Travis configuration file of susi_skill_cms

Part-wise explanation of the file

  • When specifying sudo: required, Travis CI runs each build in an isolated Google Compute Engine virtual machine that offer a vanilla build environment for every build. This has the advantage that no state persists between builds, offering a clean slate and making sure that the tests run in an environment built from scratch. Builds have access to a variety of services for data storage and messaging, and can install anything that’s required for them to run.
  • The keyword dist represents the virtualization environment that is being used. trusty here refers to the distribution of the Linux environment used.
  • The keyword language represents the programming language that is be used for the project. The language used for the project is nodeJs.
  • Then follows the version details of node_js that is to be used. The node_js version used is 6.
  • This is the step where Travis runs the test script. Unless otherwise specified, it runs the default for the set language. In the case of node, it does node_js. The script stands for the build script that would be executed during the build process. The default build script for nodeJs is npm test. The result of execution of npm test can be found from the package.json file. It executes the npm run lint && react-scripts test –env=jsdom command, which is responsible for checking the linting issues and runs various unit and snapshot tests.
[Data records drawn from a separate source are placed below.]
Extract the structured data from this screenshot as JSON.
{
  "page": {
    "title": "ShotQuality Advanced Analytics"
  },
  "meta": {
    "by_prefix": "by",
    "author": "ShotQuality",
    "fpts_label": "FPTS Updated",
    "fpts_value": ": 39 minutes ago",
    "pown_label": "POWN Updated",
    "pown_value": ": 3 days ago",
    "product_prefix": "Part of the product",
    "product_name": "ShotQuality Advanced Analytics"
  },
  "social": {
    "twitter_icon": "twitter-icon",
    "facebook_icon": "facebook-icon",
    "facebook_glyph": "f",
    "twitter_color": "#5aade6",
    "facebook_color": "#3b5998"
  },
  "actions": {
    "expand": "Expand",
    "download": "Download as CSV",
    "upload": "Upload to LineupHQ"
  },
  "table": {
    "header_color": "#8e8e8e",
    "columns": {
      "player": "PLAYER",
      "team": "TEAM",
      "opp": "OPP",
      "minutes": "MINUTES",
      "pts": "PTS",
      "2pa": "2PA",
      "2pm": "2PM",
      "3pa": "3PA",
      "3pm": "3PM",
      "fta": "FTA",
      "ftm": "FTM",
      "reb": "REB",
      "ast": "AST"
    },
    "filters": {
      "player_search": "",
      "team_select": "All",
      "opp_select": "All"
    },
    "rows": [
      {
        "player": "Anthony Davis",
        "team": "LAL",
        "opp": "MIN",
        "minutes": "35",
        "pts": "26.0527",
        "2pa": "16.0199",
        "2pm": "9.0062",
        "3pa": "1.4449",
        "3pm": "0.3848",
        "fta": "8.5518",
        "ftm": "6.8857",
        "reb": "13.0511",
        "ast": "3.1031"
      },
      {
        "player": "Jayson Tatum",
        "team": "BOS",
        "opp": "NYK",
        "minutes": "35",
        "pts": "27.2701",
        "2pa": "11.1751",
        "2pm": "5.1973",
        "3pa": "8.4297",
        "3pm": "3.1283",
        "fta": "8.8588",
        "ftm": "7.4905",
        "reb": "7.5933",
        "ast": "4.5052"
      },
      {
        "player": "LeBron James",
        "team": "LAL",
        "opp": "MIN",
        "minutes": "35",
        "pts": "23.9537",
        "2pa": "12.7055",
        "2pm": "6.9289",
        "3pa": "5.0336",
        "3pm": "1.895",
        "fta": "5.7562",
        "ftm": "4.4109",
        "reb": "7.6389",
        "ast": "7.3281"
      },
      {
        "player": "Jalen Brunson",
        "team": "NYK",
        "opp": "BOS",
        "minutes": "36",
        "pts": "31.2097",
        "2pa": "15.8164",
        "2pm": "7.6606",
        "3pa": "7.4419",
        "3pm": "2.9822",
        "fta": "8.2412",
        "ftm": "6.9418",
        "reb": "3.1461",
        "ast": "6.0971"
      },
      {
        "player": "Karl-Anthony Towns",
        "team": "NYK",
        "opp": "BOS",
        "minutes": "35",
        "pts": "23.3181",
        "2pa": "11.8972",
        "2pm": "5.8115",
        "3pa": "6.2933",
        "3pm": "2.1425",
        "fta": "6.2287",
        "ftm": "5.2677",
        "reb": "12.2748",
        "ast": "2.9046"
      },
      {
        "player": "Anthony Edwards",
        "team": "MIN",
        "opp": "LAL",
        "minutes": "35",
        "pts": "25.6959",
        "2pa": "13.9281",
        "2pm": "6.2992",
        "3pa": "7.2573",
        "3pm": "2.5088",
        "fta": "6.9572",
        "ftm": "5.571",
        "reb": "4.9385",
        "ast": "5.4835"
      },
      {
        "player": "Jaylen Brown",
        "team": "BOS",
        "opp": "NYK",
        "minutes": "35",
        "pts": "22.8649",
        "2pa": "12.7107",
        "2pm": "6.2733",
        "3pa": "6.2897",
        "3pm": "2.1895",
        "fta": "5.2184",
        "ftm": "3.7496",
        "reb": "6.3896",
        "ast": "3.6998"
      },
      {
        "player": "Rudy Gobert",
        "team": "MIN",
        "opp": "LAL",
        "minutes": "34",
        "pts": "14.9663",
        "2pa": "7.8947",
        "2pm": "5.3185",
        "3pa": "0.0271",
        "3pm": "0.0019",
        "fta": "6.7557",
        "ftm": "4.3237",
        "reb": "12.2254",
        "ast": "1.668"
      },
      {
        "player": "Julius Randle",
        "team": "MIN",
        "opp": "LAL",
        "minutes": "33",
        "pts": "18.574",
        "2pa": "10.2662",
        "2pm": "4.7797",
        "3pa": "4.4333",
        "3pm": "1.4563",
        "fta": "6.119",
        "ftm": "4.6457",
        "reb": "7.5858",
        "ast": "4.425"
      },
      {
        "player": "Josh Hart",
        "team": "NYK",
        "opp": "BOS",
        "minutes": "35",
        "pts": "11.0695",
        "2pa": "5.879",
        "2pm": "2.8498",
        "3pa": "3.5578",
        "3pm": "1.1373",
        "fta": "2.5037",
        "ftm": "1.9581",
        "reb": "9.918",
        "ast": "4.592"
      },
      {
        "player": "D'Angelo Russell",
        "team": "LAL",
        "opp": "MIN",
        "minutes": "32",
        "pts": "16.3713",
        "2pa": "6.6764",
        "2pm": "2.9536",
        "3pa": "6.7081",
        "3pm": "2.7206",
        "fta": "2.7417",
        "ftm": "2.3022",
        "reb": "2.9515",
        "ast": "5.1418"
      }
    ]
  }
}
We can add multiple lines of command to be executed.
  • The after_success block runs after the entire script is done. It’s the last step in the normal build process has been executed successfully. It has 2 commands to be executed –
    • bash ./pr_deploy.sh : Responsible for making a surge deployment of each PR
    • bash ./deploy.sh : Responsible for making a deployment to master branch
  • Travis CI can cache content that does not often change, to speed up the build process. The cache setting caches the node_modules directory, without the need to install the dependencies repeatedly.
  • We can specify certain branches to run, either by specifying a white list (using only keyword) or a black list (using except keyword). Here, the configuration mentions to run the build only for PRs to master branch.